“I would pay for formula to be stolen by a desperate mother in a store”

Sir Keir Starmer said if he saw a mother trying to shoplift baby formula he would offer to pay for it.

The question was put to the Labor leader by Big Issue, which also asked Prime Minister Rishi Sunak, Liberal Democrat leader Sir Ed Davey and Scottish First Minister John Swinney what they would do in this scenario.

This follows reports of an increase in shoplifting and other criminal offenses following the cost-of-living crisis, which has led to high inflation and sharp rises in the prices of essential goods. need.

The price of infant formula has reached “historically high” levels, with some supermarkets placing safety labels on products and the Competition and Markets Authority launching a market study to help consumers.

Asked what he would do if he saw someone trying to steal baby formula, Starmer told the Big Issue: “I would offer to pay for it. The desperation of families across the country should not be shame on the conservatives.”

Learn more:

Conservative leader Sunak said: “Shoplifting is not a victimless crime, and we will always support traders to prevent theft. At the same time, we will continue to help parents cope with the cost of living. »

Liberal Democrat leader Davey said: “I would try to persuade (the parent) not to do it, obviously… Try to find them other help, that would be the best way to do it. »

Meanwhile, SNP leader and First Minister of Scotland John Swinney said: “I would quietly offer to pay for the formula because no parent should ever have to face this situation… Unfortunately, this It’s not hypothetical – I meet my constituents and the people. across Scotland, every week, who are facing these kinds of difficulties.

Police-recorded shoplifting offenses in England and Wales have reached their highest level in 20 years, according to the Office for National Statistics (ONS).

Some 402,482 offenses were recorded in the year to September 2023, an increase of almost a third (32%) compared to 304,459 in the previous 12 months.

A survey by the British Retail Consortium (BRC) estimates this figure even higher, reporting a record 16.7 million shoplifting incidents in 2023.

The trade association’s claim that only 36% of retail crime is reported to the police, along with additional data from Scotland, could explain the discrepancy with the ONS figures.

Survey respondents suggested that pressures caused by the cost of living crisis could encourage people to steal several items at a time instead of just one or two.

Prime Minister Rishi Sunak during a meeting with representatives of the night-time economy in central London, while campaigning for the general election.  Photo date: Saturday June 22, 2024.Prime Minister Rishi Sunak during a meeting with representatives of the night-time economy in central London, while campaigning for the general election.  Photo date: Saturday June 22, 2024.

“We will always support traders to prevent theft,” Rishi Sunak said. (Alamy)

A recent report from the London School of Economics (LSE) shows a clear link between a 10% increase in the cost of living and an increase in violence, armed robbery, shoplifting, burglary and flights over the past year.

The study highlights previous academic literature that suggests a link between economic hardship and crime, although it recognizes that the relationship is complex and multifaceted.

The study found that with a 10% increase in the cost of living, there was an 8% increase in crime, including burglaries and thefts, as well as some violent offenses.

However, the study emphasizes that while there appears to be a correlation between the cost of living and these crimes, it is not causation.

The study found that some crimes, including anti-social behavior offenses, had decreased and there was an overall decrease of 2.4% in calls to the police.

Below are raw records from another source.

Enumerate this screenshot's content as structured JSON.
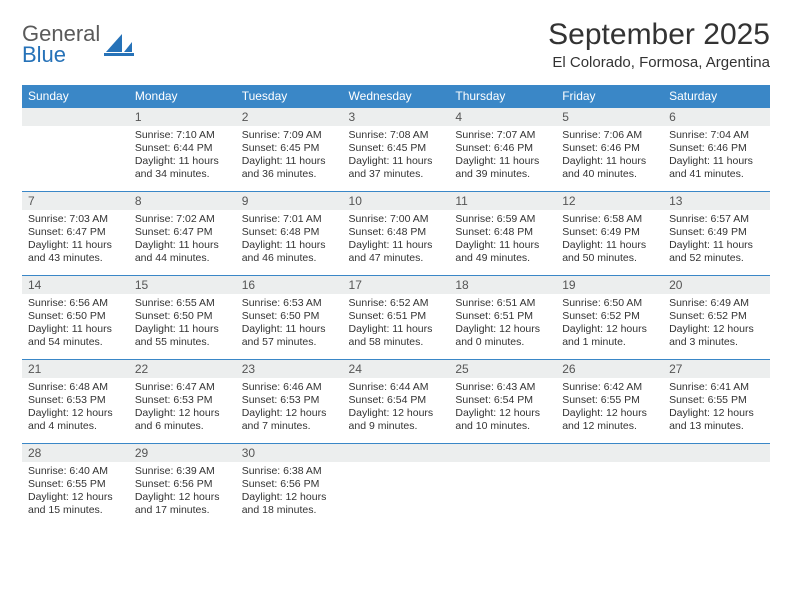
{
  "brand": {
    "name_a": "General",
    "name_b": "Blue"
  },
  "title": "September 2025",
  "location": "El Colorado, Formosa, Argentina",
  "colors": {
    "header_bg": "#3a87c7",
    "header_text": "#ffffff",
    "daynum_bg": "#eceeee",
    "cell_border": "#3a87c7",
    "brand_gray": "#5a5a5a",
    "brand_blue": "#2672b8"
  },
  "weekdays": [
    "Sunday",
    "Monday",
    "Tuesday",
    "Wednesday",
    "Thursday",
    "Friday",
    "Saturday"
  ],
  "weeks": [
    [
      null,
      {
        "n": "1",
        "sr": "Sunrise: 7:10 AM",
        "ss": "Sunset: 6:44 PM",
        "d1": "Daylight: 11 hours",
        "d2": "and 34 minutes."
      },
      {
        "n": "2",
        "sr": "Sunrise: 7:09 AM",
        "ss": "Sunset: 6:45 PM",
        "d1": "Daylight: 11 hours",
        "d2": "and 36 minutes."
      },
      {
        "n": "3",
        "sr": "Sunrise: 7:08 AM",
        "ss": "Sunset: 6:45 PM",
        "d1": "Daylight: 11 hours",
        "d2": "and 37 minutes."
      },
      {
        "n": "4",
        "sr": "Sunrise: 7:07 AM",
        "ss": "Sunset: 6:46 PM",
        "d1": "Daylight: 11 hours",
        "d2": "and 39 minutes."
      },
      {
        "n": "5",
        "sr": "Sunrise: 7:06 AM",
        "ss": "Sunset: 6:46 PM",
        "d1": "Daylight: 11 hours",
        "d2": "and 40 minutes."
      },
      {
        "n": "6",
        "sr": "Sunrise: 7:04 AM",
        "ss": "Sunset: 6:46 PM",
        "d1": "Daylight: 11 hours",
        "d2": "and 41 minutes."
      }
    ],
    [
      {
        "n": "7",
        "sr": "Sunrise: 7:03 AM",
        "ss": "Sunset: 6:47 PM",
        "d1": "Daylight: 11 hours",
        "d2": "and 43 minutes."
      },
      {
        "n": "8",
        "sr": "Sunrise: 7:02 AM",
        "ss": "Sunset: 6:47 PM",
        "d1": "Daylight: 11 hours",
        "d2": "and 44 minutes."
      },
      {
        "n": "9",
        "sr": "Sunrise: 7:01 AM",
        "ss": "Sunset: 6:48 PM",
        "d1": "Daylight: 11 hours",
        "d2": "and 46 minutes."
      },
      {
        "n": "10",
        "sr": "Sunrise: 7:00 AM",
        "ss": "Sunset: 6:48 PM",
        "d1": "Daylight: 11 hours",
        "d2": "and 47 minutes."
      },
      {
        "n": "11",
        "sr": "Sunrise: 6:59 AM",
        "ss": "Sunset: 6:48 PM",
        "d1": "Daylight: 11 hours",
        "d2": "and 49 minutes."
      },
      {
        "n": "12",
        "sr": "Sunrise: 6:58 AM",
        "ss": "Sunset: 6:49 PM",
        "d1": "Daylight: 11 hours",
        "d2": "and 50 minutes."
      },
      {
        "n": "13",
        "sr": "Sunrise: 6:57 AM",
        "ss": "Sunset: 6:49 PM",
        "d1": "Daylight: 11 hours",
        "d2": "and 52 minutes."
      }
    ],
    [
      {
        "n": "14",
        "sr": "Sunrise: 6:56 AM",
        "ss": "Sunset: 6:50 PM",
        "d1": "Daylight: 11 hours",
        "d2": "and 54 minutes."
      },
      {
        "n": "15",
        "sr": "Sunrise: 6:55 AM",
        "ss": "Sunset: 6:50 PM",
        "d1": "Daylight: 11 hours",
        "d2": "and 55 minutes."
      },
      {
        "n": "16",
        "sr": "Sunrise: 6:53 AM",
        "ss": "Sunset: 6:50 PM",
        "d1": "Daylight: 11 hours",
        "d2": "and 57 minutes."
      },
      {
        "n": "17",
        "sr": "Sunrise: 6:52 AM",
        "ss": "Sunset: 6:51 PM",
        "d1": "Daylight: 11 hours",
        "d2": "and 58 minutes."
      },
      {
        "n": "18",
        "sr": "Sunrise: 6:51 AM",
        "ss": "Sunset: 6:51 PM",
        "d1": "Daylight: 12 hours",
        "d2": "and 0 minutes."
      },
      {
        "n": "19",
        "sr": "Sunrise: 6:50 AM",
        "ss": "Sunset: 6:52 PM",
        "d1": "Daylight: 12 hours",
        "d2": "and 1 minute."
      },
      {
        "n": "20",
        "sr": "Sunrise: 6:49 AM",
        "ss": "Sunset: 6:52 PM",
        "d1": "Daylight: 12 hours",
        "d2": "and 3 minutes."
      }
    ],
    [
      {
        "n": "21",
        "sr": "Sunrise: 6:48 AM",
        "ss": "Sunset: 6:53 PM",
        "d1": "Daylight: 12 hours",
        "d2": "and 4 minutes."
      },
      {
        "n": "22",
        "sr": "Sunrise: 6:47 AM",
        "ss": "Sunset: 6:53 PM",
        "d1": "Daylight: 12 hours",
        "d2": "and 6 minutes."
      },
      {
        "n": "23",
        "sr": "Sunrise: 6:46 AM",
        "ss": "Sunset: 6:53 PM",
        "d1": "Daylight: 12 hours",
        "d2": "and 7 minutes."
      },
      {
        "n": "24",
        "sr": "Sunrise: 6:44 AM",
        "ss": "Sunset: 6:54 PM",
        "d1": "Daylight: 12 hours",
        "d2": "and 9 minutes."
      },
      {
        "n": "25",
        "sr": "Sunrise: 6:43 AM",
        "ss": "Sunset: 6:54 PM",
        "d1": "Daylight: 12 hours",
        "d2": "and 10 minutes."
      },
      {
        "n": "26",
        "sr": "Sunrise: 6:42 AM",
        "ss": "Sunset: 6:55 PM",
        "d1": "Daylight: 12 hours",
        "d2": "and 12 minutes."
      },
      {
        "n": "27",
        "sr": "Sunrise: 6:41 AM",
        "ss": "Sunset: 6:55 PM",
        "d1": "Daylight: 12 hours",
        "d2": "and 13 minutes."
      }
    ],
    [
      {
        "n": "28",
        "sr": "Sunrise: 6:40 AM",
        "ss": "Sunset: 6:55 PM",
        "d1": "Daylight: 12 hours",
        "d2": "and 15 minutes."
      },
      {
        "n": "29",
        "sr": "Sunrise: 6:39 AM",
        "ss": "Sunset: 6:56 PM",
        "d1": "Daylight: 12 hours",
        "d2": "and 17 minutes."
      },
      {
        "n": "30",
        "sr": "Sunrise: 6:38 AM",
        "ss": "Sunset: 6:56 PM",
        "d1": "Daylight: 12 hours",
        "d2": "and 18 minutes."
      },
      null,
      null,
      null,
      null
    ]
  ]
}
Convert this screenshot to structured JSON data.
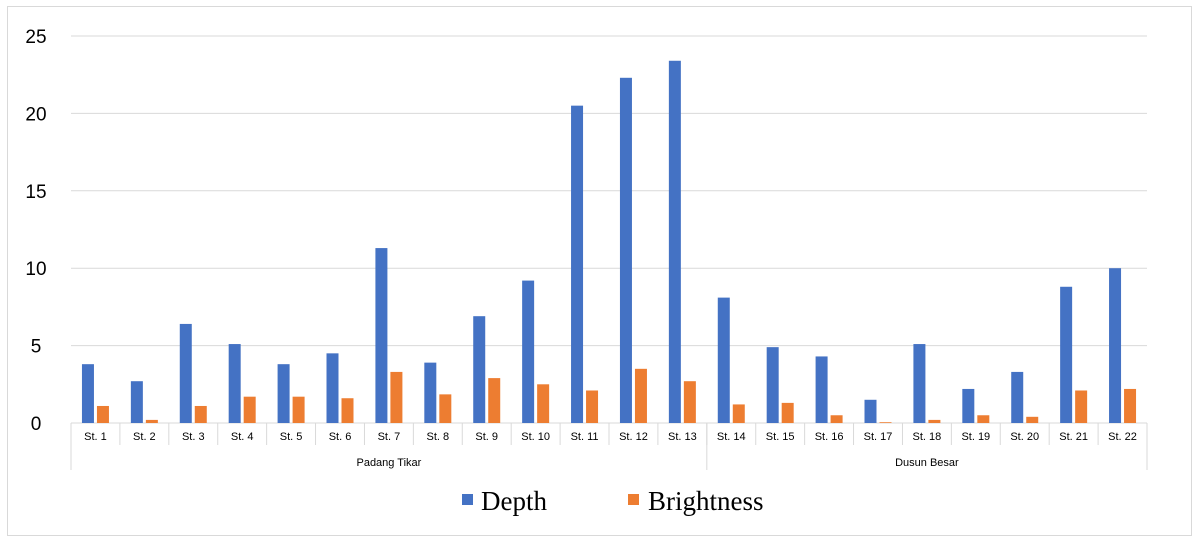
{
  "chart_data": {
    "type": "bar",
    "categories": [
      "St. 1",
      "St. 2",
      "St. 3",
      "St. 4",
      "St. 5",
      "St. 6",
      "St. 7",
      "St. 8",
      "St. 9",
      "St. 10",
      "St. 11",
      "St. 12",
      "St. 13",
      "St. 14",
      "St. 15",
      "St. 16",
      "St. 17",
      "St. 18",
      "St. 19",
      "St. 20",
      "St. 21",
      "St. 22"
    ],
    "groups": [
      {
        "label": "Padang Tikar",
        "categories": 13
      },
      {
        "label": "Dusun Besar",
        "categories": 9
      }
    ],
    "series": [
      {
        "name": "Depth",
        "color": "#4472c4",
        "values": [
          3.8,
          2.7,
          6.4,
          5.1,
          3.8,
          4.5,
          11.3,
          3.9,
          6.9,
          9.2,
          20.5,
          22.3,
          23.4,
          8.1,
          4.9,
          4.3,
          1.5,
          5.1,
          2.2,
          3.3,
          8.8,
          10.0
        ]
      },
      {
        "name": "Brightness",
        "color": "#ed7d31",
        "values": [
          1.1,
          0.2,
          1.1,
          1.7,
          1.7,
          1.6,
          3.3,
          1.85,
          2.9,
          2.5,
          2.1,
          3.5,
          2.7,
          1.2,
          1.3,
          0.5,
          0.05,
          0.2,
          0.5,
          0.4,
          2.1,
          2.2
        ]
      }
    ],
    "y_ticks": [
      "0",
      "5",
      "10",
      "15",
      "20",
      "25"
    ],
    "ylim": [
      0,
      25
    ],
    "title": "",
    "xlabel": "",
    "ylabel": "",
    "grid": true,
    "legend_position": "bottom"
  }
}
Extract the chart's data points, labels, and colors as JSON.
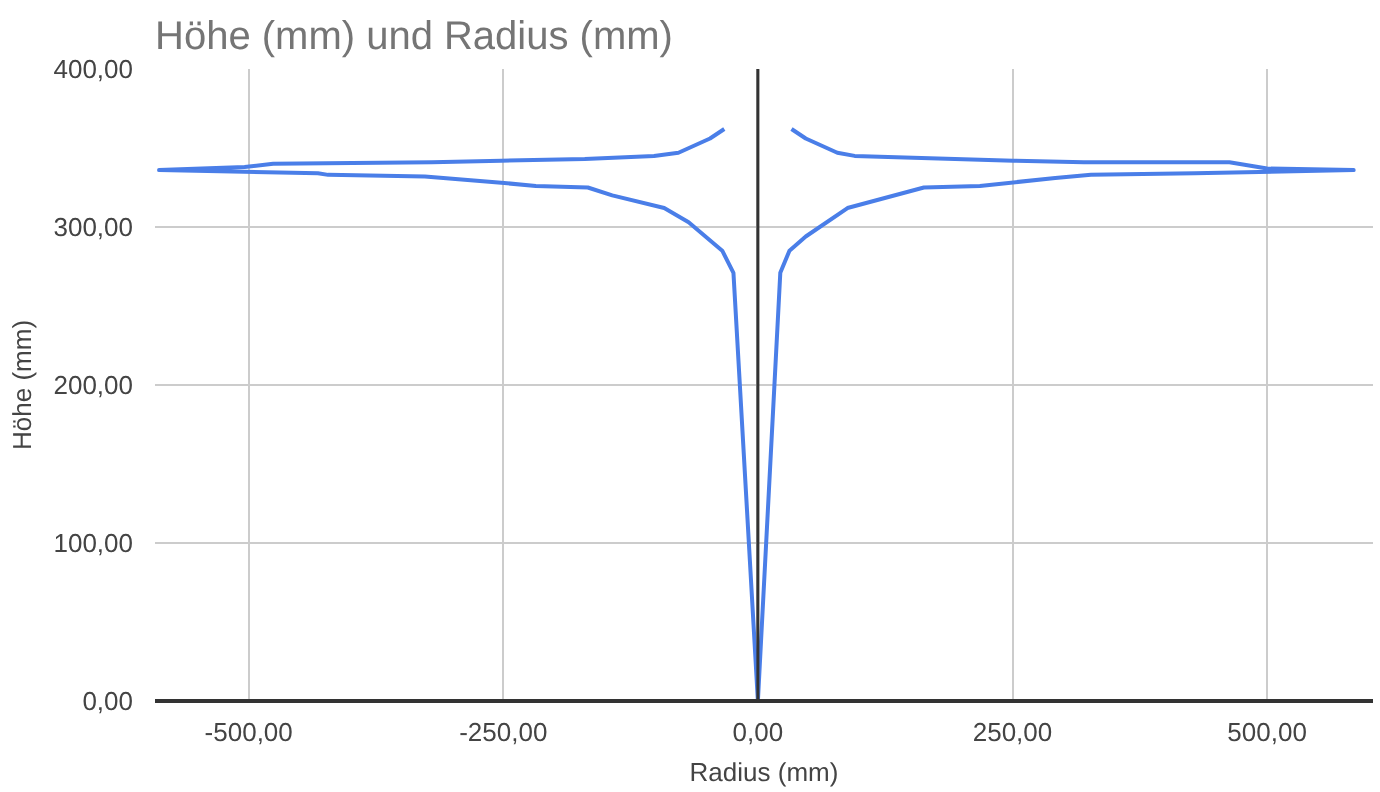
{
  "chart_data": {
    "type": "line",
    "title": "Höhe (mm) und Radius (mm)",
    "xlabel": "Radius (mm)",
    "ylabel": "Höhe (mm)",
    "xlim": [
      -592,
      604
    ],
    "ylim": [
      0,
      400
    ],
    "xticks": [
      {
        "value": -500,
        "label": "-500,00"
      },
      {
        "value": -250,
        "label": "-250,00"
      },
      {
        "value": 0,
        "label": "0,00"
      },
      {
        "value": 250,
        "label": "250,00"
      },
      {
        "value": 500,
        "label": "500,00"
      }
    ],
    "yticks": [
      {
        "value": 0,
        "label": "0,00"
      },
      {
        "value": 100,
        "label": "100,00"
      },
      {
        "value": 200,
        "label": "200,00"
      },
      {
        "value": 300,
        "label": "300,00"
      },
      {
        "value": 400,
        "label": "400,00"
      }
    ],
    "grid": true,
    "marker": "none",
    "line_style": "solid",
    "ref_lines": [
      {
        "axis": "x",
        "value": 0,
        "color": "#333333"
      }
    ],
    "series": [
      {
        "color": "#4a7ee8",
        "x": [
          -33,
          -47,
          -78,
          -102,
          -170,
          -252,
          -320,
          -476,
          -504,
          -588,
          -432,
          -422,
          -327,
          -252,
          -218,
          -167,
          -143,
          -92,
          -68,
          -35,
          -24,
          0,
          22,
          31,
          47,
          88,
          163,
          218,
          292,
          327,
          429,
          585,
          500,
          463,
          320,
          251,
          95,
          78,
          47,
          33
        ],
        "values": [
          362,
          356,
          347,
          345,
          343,
          342,
          341,
          340,
          338,
          336,
          334,
          333,
          332,
          328,
          326,
          325,
          320,
          312,
          303,
          285,
          271,
          0,
          271,
          285,
          294,
          312,
          325,
          326,
          331,
          333,
          334,
          336,
          337,
          341,
          341,
          342,
          345,
          347,
          356,
          362
        ]
      }
    ]
  }
}
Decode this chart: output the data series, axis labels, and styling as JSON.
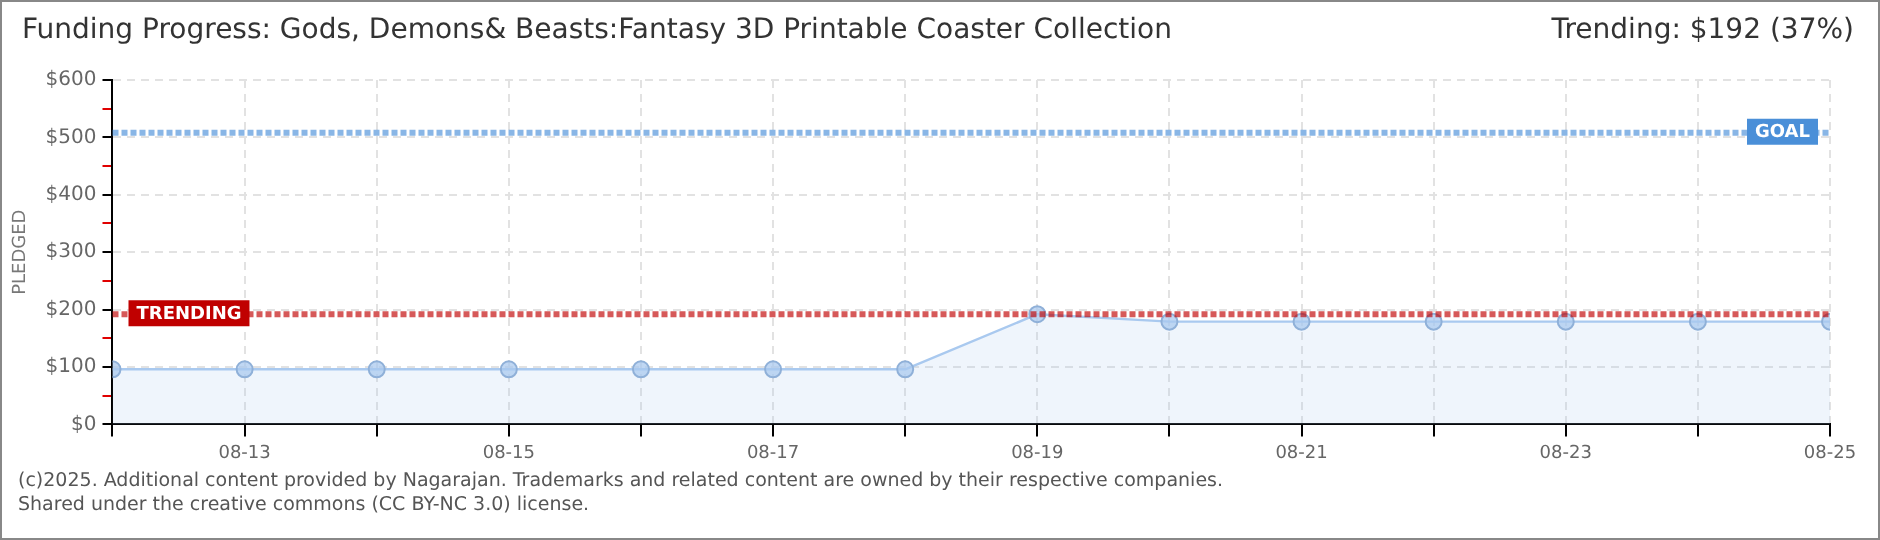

Referencing the March 2024 study as he called on the Government to tackle the root causes of crime head-on, Mayor of London Sadiq Khan said: “The causes of crime are complex. But the general formula is quite simple: too much inequality and too little opportunity breeds crime.

“This is not – and should never be – a justification for criminal behavior. If you break the law, of course you must pay the consequences. Nor does it imply that everyone living in poverty turn to criminal behavior.

“But if we sincerely want to make our city safer, we need to take crime prevention seriously. That starts with recognizing that no one wakes up in the morning and – out of nowhere – hurts another person with a knife or steals. a car… joins a criminal gang or breaks into someone’s house The countdown starts long before the crime is committed.

In January 2024, Police Minister Chris Philp said inflation was “no excuse” for people to resort to crime, telling Sky News: “We have a very generous benefits system. We spend well over £100 billion a year on benefits for people of working age. They increased by 10% in April this year.

“They will increase by another six or seven percent in April. The national minimum wage will increase by 10 percent. There is no excuse for any criminal activity, including shoplifting.”

However, according to Big Issue, his claims do not stand up to scrutiny. Universal Credit claimants were on average £35 a week short of the money they needed for essentials like food and heating, according to research from the Trussell Trust and the Joseph Rowntree Foundation (JRF).

The findings, based on conservative estimates, revealed that a single person needs around £120 a week to cover basic needs before housing costs, but would only receive £85 a week through Universal Credit.

Benefits were set to increase by 6.7% under measures announced in April, although 180,000 claimants working less than half a week full-time will have to look for more work to try to keep people off the line. welfare.